January 31, 2014
Post-transplant day #51, pulmonary rehab #24.
I strip off my sweaty workout clothes. Then, like the newly blind, my fingers slowly and curiously trace the line of brail that tells the most recent chapter in my life story. The rivulet of new, pink fibrotic tissue leads my fingertips from one armpit to the other along a meandering course, detouring below both breasts, but rising in a graceful arc across my sternum. But I encounter not soft, yielding newly-mended flesh, but rather the protective metal bridges forcibly punched into my skin, spanning from one bank to the other, feeling being gained along the short trip south across the incision.
My breasts are numb. Most of the nerves that pick up sensation come upward, from below and behind. Saving my life meant cutting through those nerves, leaving my nipples, aereola, and surrounding breasts deadened. Yet immediately south of the scar, sensation has returned almost completely, the nerve endings there still having a pathway back to my brain.
As my fingers play the counting game, starting at one armpit and attempting to single out each individual staple along the way, testing, pushing a little, seeing which ones are firm and which ones wiggle, I come across a livelier zone of sensation. Across my sternum, both sides of the river of scar tissue are active. Sensation in the north and the south. Then I am again back in familiar territory - a mirrored map of the other side, still with sensation below the line of demarcation, none above.
This long river of a scar, paired with the outpost glacial lake above it, marking where my port once stood proud of my chest, is now the story of my life. Well, two lives, really. Four, if you want to get technical.
After rehab today, a few of us made impromptu plans for dinner, ending up at an ale house. In the course of conversation, it came up that of the three of us transplantees who were there, one is a retransplant and that the first time around, she received seven units of blood. I got to thinking about that. I'd almost forgotten about the blood transfusions.

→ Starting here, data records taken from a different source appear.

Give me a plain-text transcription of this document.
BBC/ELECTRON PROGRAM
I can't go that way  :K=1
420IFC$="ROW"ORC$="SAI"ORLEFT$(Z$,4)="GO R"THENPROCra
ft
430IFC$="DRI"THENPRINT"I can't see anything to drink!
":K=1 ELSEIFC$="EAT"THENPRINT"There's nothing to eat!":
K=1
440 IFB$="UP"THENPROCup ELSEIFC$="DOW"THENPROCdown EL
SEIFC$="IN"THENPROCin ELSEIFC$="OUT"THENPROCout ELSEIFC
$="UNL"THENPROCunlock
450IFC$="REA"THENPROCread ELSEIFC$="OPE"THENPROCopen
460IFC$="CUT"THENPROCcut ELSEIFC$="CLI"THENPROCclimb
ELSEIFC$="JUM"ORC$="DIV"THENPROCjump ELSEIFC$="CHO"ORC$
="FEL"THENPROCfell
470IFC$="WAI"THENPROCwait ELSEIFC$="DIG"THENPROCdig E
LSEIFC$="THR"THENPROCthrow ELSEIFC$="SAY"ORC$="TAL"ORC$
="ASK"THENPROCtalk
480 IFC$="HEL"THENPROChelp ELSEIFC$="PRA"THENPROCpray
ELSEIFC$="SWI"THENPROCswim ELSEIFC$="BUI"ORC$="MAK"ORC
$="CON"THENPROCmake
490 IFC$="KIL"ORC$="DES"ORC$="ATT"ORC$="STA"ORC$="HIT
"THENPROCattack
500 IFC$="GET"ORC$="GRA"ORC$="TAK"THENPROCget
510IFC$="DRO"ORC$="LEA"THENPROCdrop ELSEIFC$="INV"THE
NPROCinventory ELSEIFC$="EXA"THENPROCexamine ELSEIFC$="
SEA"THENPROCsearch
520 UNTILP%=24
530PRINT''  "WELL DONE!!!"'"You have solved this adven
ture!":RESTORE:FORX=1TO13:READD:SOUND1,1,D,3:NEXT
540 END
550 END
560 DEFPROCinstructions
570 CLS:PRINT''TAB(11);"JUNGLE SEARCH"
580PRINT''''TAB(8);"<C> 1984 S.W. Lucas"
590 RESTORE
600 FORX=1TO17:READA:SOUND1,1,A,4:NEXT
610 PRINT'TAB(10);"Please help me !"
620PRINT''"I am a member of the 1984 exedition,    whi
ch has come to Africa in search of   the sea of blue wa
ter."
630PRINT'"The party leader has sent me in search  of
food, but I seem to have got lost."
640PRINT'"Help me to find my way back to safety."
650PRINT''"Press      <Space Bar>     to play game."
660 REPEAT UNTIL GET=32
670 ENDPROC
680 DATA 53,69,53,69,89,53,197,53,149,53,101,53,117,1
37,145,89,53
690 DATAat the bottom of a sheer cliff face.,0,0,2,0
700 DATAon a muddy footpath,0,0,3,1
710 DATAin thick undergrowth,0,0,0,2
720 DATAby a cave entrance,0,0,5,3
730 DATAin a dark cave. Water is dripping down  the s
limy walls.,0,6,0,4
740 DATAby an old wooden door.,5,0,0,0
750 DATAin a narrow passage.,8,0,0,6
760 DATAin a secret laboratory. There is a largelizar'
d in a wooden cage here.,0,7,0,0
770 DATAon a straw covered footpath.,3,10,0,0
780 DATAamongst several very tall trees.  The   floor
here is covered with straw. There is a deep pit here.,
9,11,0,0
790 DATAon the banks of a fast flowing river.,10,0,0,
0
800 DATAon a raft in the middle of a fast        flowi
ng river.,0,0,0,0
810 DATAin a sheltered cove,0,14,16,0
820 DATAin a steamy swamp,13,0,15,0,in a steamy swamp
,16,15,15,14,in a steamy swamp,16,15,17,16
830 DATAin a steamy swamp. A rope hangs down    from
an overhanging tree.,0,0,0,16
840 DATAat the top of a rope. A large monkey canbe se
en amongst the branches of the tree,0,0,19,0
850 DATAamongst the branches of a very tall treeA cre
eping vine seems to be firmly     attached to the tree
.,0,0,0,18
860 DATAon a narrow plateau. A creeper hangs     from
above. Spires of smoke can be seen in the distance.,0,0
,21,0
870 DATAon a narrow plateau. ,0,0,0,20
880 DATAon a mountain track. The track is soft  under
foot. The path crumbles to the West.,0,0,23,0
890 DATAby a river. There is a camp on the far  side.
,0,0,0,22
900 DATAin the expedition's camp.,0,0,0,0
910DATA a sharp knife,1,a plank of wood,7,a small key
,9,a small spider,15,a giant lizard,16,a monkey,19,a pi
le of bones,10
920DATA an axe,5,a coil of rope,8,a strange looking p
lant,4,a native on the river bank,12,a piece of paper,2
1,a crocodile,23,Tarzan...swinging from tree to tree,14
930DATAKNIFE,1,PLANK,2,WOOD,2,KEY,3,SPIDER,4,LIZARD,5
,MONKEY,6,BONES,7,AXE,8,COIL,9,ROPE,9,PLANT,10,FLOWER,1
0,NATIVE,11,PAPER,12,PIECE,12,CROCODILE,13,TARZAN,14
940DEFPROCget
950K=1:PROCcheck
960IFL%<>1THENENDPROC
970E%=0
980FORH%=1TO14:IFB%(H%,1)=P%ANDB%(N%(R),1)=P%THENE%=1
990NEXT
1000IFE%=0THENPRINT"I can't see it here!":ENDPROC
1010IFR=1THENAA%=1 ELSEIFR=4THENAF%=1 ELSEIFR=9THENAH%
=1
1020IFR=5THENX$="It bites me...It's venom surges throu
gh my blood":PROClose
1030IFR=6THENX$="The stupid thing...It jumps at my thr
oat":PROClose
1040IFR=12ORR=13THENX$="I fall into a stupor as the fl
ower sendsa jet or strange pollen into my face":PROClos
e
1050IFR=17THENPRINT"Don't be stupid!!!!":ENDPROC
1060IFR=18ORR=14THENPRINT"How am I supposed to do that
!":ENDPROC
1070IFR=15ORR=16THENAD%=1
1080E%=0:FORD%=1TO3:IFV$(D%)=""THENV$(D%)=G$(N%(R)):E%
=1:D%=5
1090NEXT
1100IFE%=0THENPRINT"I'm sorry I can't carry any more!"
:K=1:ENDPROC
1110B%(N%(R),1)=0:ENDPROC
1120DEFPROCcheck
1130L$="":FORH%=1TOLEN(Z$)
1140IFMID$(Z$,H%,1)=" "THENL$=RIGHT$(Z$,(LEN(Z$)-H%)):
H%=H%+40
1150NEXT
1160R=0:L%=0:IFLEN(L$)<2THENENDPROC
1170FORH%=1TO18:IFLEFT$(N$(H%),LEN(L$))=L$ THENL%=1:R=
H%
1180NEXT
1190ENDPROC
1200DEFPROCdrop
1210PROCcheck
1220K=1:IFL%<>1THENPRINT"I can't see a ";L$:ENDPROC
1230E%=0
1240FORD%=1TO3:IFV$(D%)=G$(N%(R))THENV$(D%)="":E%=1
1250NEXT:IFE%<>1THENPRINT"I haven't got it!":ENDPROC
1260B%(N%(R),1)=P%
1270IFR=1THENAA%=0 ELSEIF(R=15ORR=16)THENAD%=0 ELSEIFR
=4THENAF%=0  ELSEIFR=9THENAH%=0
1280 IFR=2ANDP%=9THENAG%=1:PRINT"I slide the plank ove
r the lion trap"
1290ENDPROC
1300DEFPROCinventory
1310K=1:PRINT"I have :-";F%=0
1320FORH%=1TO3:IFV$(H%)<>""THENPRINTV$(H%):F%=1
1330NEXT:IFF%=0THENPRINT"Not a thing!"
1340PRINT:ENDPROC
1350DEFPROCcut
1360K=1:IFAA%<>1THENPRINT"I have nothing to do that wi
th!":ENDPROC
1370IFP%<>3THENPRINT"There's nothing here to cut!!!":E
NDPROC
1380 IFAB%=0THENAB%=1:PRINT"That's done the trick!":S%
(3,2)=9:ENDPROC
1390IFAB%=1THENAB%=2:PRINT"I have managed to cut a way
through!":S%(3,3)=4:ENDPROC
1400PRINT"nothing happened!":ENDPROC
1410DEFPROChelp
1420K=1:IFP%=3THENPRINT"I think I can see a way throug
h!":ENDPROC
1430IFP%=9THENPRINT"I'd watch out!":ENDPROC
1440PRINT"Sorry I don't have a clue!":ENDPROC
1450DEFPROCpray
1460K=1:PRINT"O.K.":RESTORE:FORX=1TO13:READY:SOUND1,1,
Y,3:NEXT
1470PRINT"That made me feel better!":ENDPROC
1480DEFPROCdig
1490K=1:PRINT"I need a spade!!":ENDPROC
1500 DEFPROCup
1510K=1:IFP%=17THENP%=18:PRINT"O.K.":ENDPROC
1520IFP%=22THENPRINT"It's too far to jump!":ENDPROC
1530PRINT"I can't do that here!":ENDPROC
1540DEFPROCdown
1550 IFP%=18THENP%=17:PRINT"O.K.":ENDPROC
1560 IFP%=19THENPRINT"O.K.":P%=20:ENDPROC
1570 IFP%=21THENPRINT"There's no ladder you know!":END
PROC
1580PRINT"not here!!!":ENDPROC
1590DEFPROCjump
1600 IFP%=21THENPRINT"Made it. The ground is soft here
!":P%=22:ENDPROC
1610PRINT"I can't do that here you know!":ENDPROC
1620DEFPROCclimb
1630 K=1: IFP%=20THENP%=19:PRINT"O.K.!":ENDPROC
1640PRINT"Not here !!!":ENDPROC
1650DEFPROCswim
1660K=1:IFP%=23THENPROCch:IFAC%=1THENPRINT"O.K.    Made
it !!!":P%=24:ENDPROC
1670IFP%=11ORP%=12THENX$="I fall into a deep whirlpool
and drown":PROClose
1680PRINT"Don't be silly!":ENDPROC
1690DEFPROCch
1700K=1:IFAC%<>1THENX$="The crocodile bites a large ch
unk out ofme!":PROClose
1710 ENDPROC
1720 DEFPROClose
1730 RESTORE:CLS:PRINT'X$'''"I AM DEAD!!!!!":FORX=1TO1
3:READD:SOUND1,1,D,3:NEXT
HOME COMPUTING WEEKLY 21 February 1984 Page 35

First transplants are generally less bloody, as the scalpel cauterizes as it goes. My own transplant went well, yet I required two blood transfusions afterwards [I don't know how many units (if any) during the operation]. But at 4:28 a.m. December 11th, and again at 6:47 a.m., I required extra blood. Two units of blood from two strangers who donated at some point in the last few weeks. People who didn't know how or when or why their blood would be used - or even if - yet took time out of their busy schedules to donate just in case it could be used.
Which means that not only did one stranger save my life, but three. Though the body replaces blood, I will forever have a small part of two other living souls in me, as well as a large part of one deceased donor. I am grateful even for these smaller, easier donations, for without the simple blood transfusions, i would not have made it.
As my fingers trace my zipper of staples, my thoughts are directed again towards my main donor. Who was this person? What were they like? I have no way of knowing right now; not even if my donor was a man or woman, old or young. I love how these lungs feel in me and how well they'e doing - so I imagine my donor to be much like me: male, approaching middle age or slightly younger, about my size. I don't believe he ever smoked a day in his life. I think he may have been physically fit in general, if not an athlete. This is all supposition, of course. I am imagining a person I can easily admire and so feel closer kinship, reassuring myself that my new lungs once belonged to someone I could have called brother.
Perhaps it is completely different. Maybe these lungs came from a person I would be unable to connect with in usual society. Sassy, loud and proud black woman? Tiring Chinese immigrant empty-nester? Regular ol' white trash with no education, no morals, no self-control? Perhaps. And if so, then even then I embrace that person as my brother or sister and am forever grateful - because for whomever he (or she) may have been, whatever good or bad he did in life, whatever impact he made or failed to make on the people around him, he did three things so absolutely right: he took good care of his lungs in his lifetime, he consented to be an organ donor, and he let his family know his wishes. And for those acts, he saved my life.
I have no way to thank him directly. Never will be able to. But I can live life for two, now. I can honor the multiplicity of lives that have combined to keep mine going by living each day fully, setting new goals, exploring new territory, achieving new successes, giving back to the community with my time and energy. I have no choice in this. To walk away from Durham and live only for myself would be a sin.
Tonight, sitting at the table with two close friends, totaling four complete double-lung transplants and multiple transfusions, I was struck by how many souls really partook in our humble meal, and that three of us are living for six of us. Tonight I am reminded that the best way to honor my donor's sacrifice is to live doubly; for now, I breathe for two.